Hoje, em mais de 60 países do mundo (triste número), as relações homossexuais ainda são criminalizadas. Em alguns deles, como o Irão, a Arábia Saudita, a Nigéria ou o Uganda, a pena pode ser prisão perpétua ou até a morte. Não estamos a falar de passado, mas do presente. Vidas inteiras vividas no medo, no segredo, na negação de si mesmas. E enquanto isso acontecer, o orgulho gay continuará a ser um acto político, ético e profundamente humano.
Este ano, Lisboa acolhe o EuroPride 2025, de 14 a 22 de junho, culminando na grande Parada de 21 de junho ao longo da Avenida da Liberdade e Praça do Comércio. É a primeira vez que um país de língua portuguesa recebe este evento pan‑europeu, uma verdadeira afirmação da visibilidade LGBTQIA+ em Portugal e além-fronteiras. A sua importância transcende a festa: representa união, educação, visibilidade política e cultural, e envia ao mundo a mensagem de que há mais do que celebrar… há muito por conquistar.
Mas também é verdade que já caminhámos muito. Hoje, os gays podem casar em Portugal. Adotar. Amar em liberdade. Podemos ver-nos representados em filmes, na moda, nas capas de revistas. Podemos marchar nas ruas, de cabeça erguida. Podemos dizer “sou gay” sem ter de o sussurrar, e isso é imenso. Cada beijo dado em público, cada história contada, cada conquista legal é uma pedra na fundação de um mundo mais justo. É a prova viva de que, apesar de tudo, o amor resiste.

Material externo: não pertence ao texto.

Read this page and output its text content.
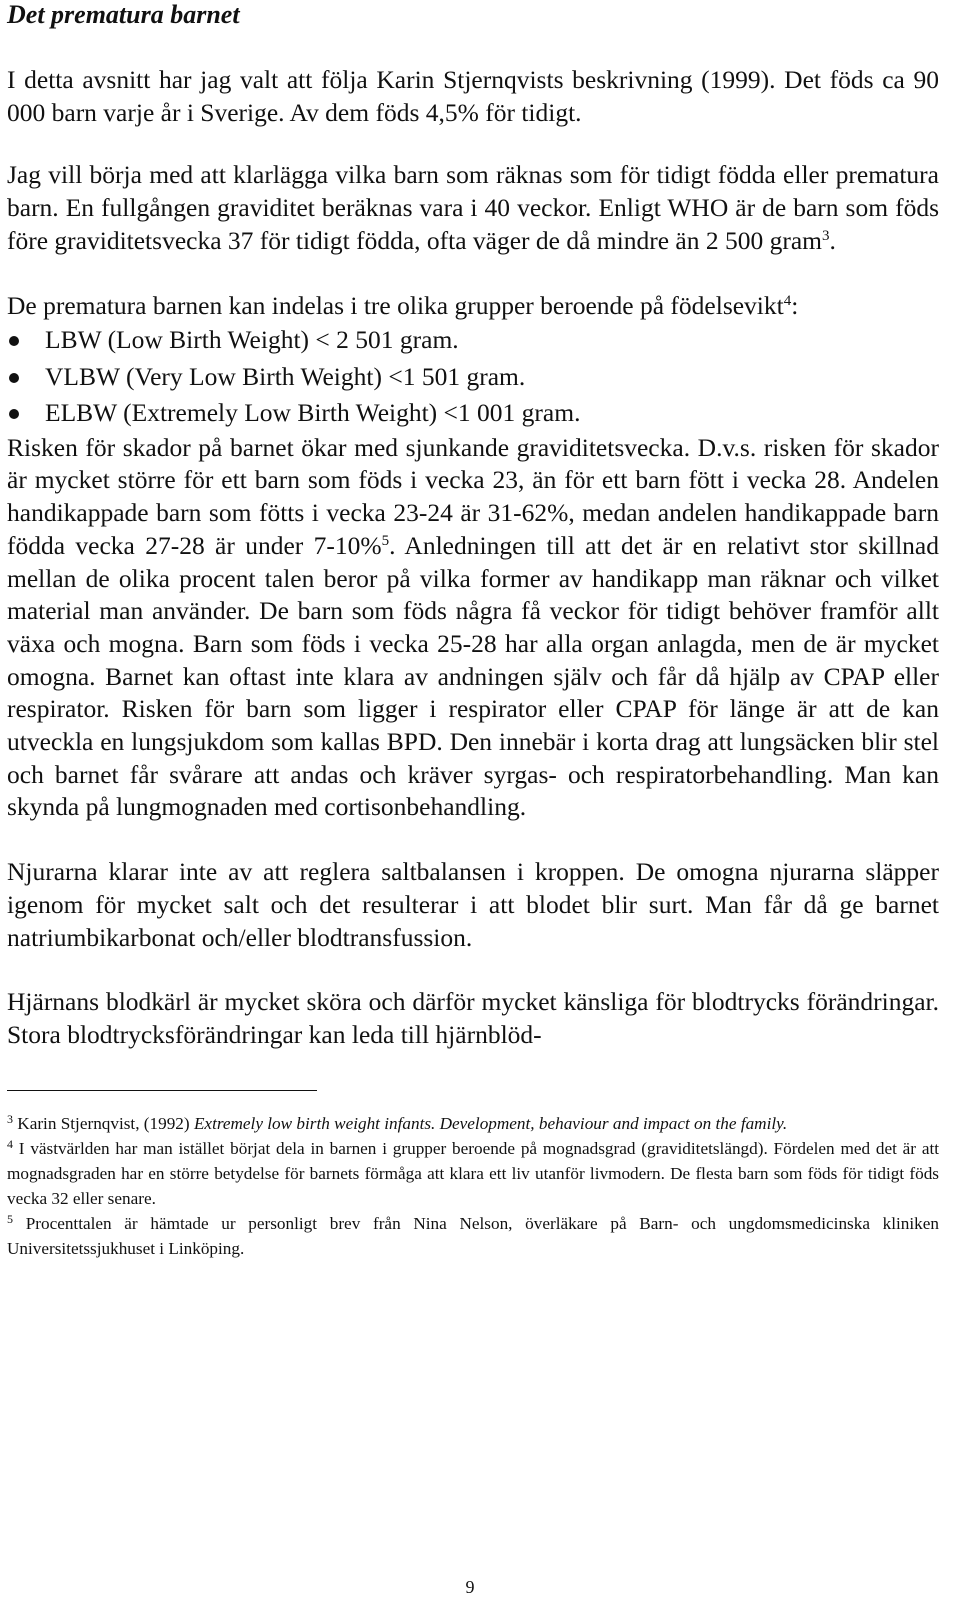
Det prematura barnet

I detta avsnitt har jag valt att följa Karin Stjernqvists beskrivning (1999). Det föds ca 90 000 barn varje år i Sverige. Av dem föds 4,5% för tidigt.

Jag vill börja med att klarlägga vilka barn som räknas som för tidigt födda eller prematura barn. En fullgången graviditet beräknas vara i 40 veckor. Enligt WHO är de barn som föds före graviditetsvecka 37 för tidigt födda, ofta väger de då mindre än 2 500 gram$^3$.

De prematura barnen kan indelas i tre olika grupper beroende på födelsevikt$^4$:

LBW (Low Birth Weight) < 2 501 gram.
VLBW (Very Low Birth Weight) <1 501 gram.
ELBW (Extremely Low Birth Weight) <1 001 gram.

Risken för skador på barnet ökar med sjunkande graviditetsvecka. D.v.s. risken för skador är mycket större för ett barn som föds i vecka 23, än för ett barn fött i vecka 28. Andelen handikappade barn som fötts i vecka 23-24 är 31-62%, medan andelen handikappade barn födda vecka 27-28 är under 7-10%$^5$. Anledningen till att det är en relativt stor skillnad mellan de olika procent talen beror på vilka former av handikapp man räknar och vilket material man använder. De barn som föds några få veckor för tidigt behöver framför allt växa och mogna. Barn som föds i vecka 25-28 har alla organ anlagda, men de är mycket omogna. Barnet kan oftast inte klara av andningen själv och får då hjälp av CPAP eller respirator. Risken för barn som ligger i respirator eller CPAP för länge är att de kan utveckla en lungsjukdom som kallas BPD. Den innebär i korta drag att lungsäcken blir stel och barnet får svårare att andas och kräver syrgas- och respiratorbehandling. Man kan skynda på lungmognaden med cortisonbehandling.

Njurarna klarar inte av att reglera saltbalansen i kroppen. De omogna njurarna släpper igenom för mycket salt och det resulterar i att blodet blir surt. Man får då ge barnet natriumbikarbonat och/eller blodtransfussion.

Hjärnans blodkärl är mycket sköra och därför mycket känsliga för blodtrycks förändringar. Stora blodtrycksförändringar kan leda till hjärnblöd-

$^3$ Karin Stjernqvist, (1992) Extremely low birth weight infants. Development, behaviour and impact on the family.

$^4$ I västvärlden har man istället börjat dela in barnen i grupper beroende på mognadsgrad (graviditetslängd). Fördelen med det är att mognadsgraden har en större betydelse för barnets förmåga att klara ett liv utanför livmodern. De flesta barn som föds för tidigt föds vecka 32 eller senare.

$^5$ Procenttalen är hämtade ur personligt brev från Nina Nelson, överläkare på Barn- och ungdomsmedicinska kliniken Universitetssjukhuset i Linköping.

9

E noutras paragens, também há vitórias inspiradoras: mais de 35 países já legalizaram o casamento igualitário, entre eles os EUA, Canadá, Reino Unido, França, Alemanha, Brasil, África do Sul e Austrália. A visibilidade melhorou em campanhas publicitárias, na representação política, e há leis que protegem contra discriminação no trabalho, na saúde e na educação. São conquistas lentas, mas firmes que mostram que a marcha do orgulho é, cada vez mais, uma marcha de humanidade.
Este meu post não é apenas uma homenagem a Matthew Shepard. É também uma promessa, a mim mesmo e a quem me lê, de que continuarei a usar as palavras, a criatividade e a liberdade que tenho para lembrar, lutar e inspirar. Porque o orgulho é isso: ser quem somos, com coragem, por nós e por quem ainda não pode.
“Ser gay é apenas uma parte de mim. Mas é a parte que, durante anos,
tentei e tentaram apagar. Hoje, é a parte que me dá mais força para continuar.”
João Libério
E que nunca nos esqueçamos: pessoas como Matthew Shepard e figuras como Harvey Milk ou Marsha P. Johnson, a mulher trans negra que enfrentou a polícia em Stonewall (28 de Junho de 1969, daí o Pride recair neste mês), não morreram em vão. As suas vozes ecoam em cada conquista, em cada bandeira do arco-íris erguida, em cada mão dada em público. Eles abriram caminho para que hoje se possa amar com mais liberdade. A luta continua, sim. Mas também continua a esperança. E é nela que resistimos; com orgulho, com amor, com verdade.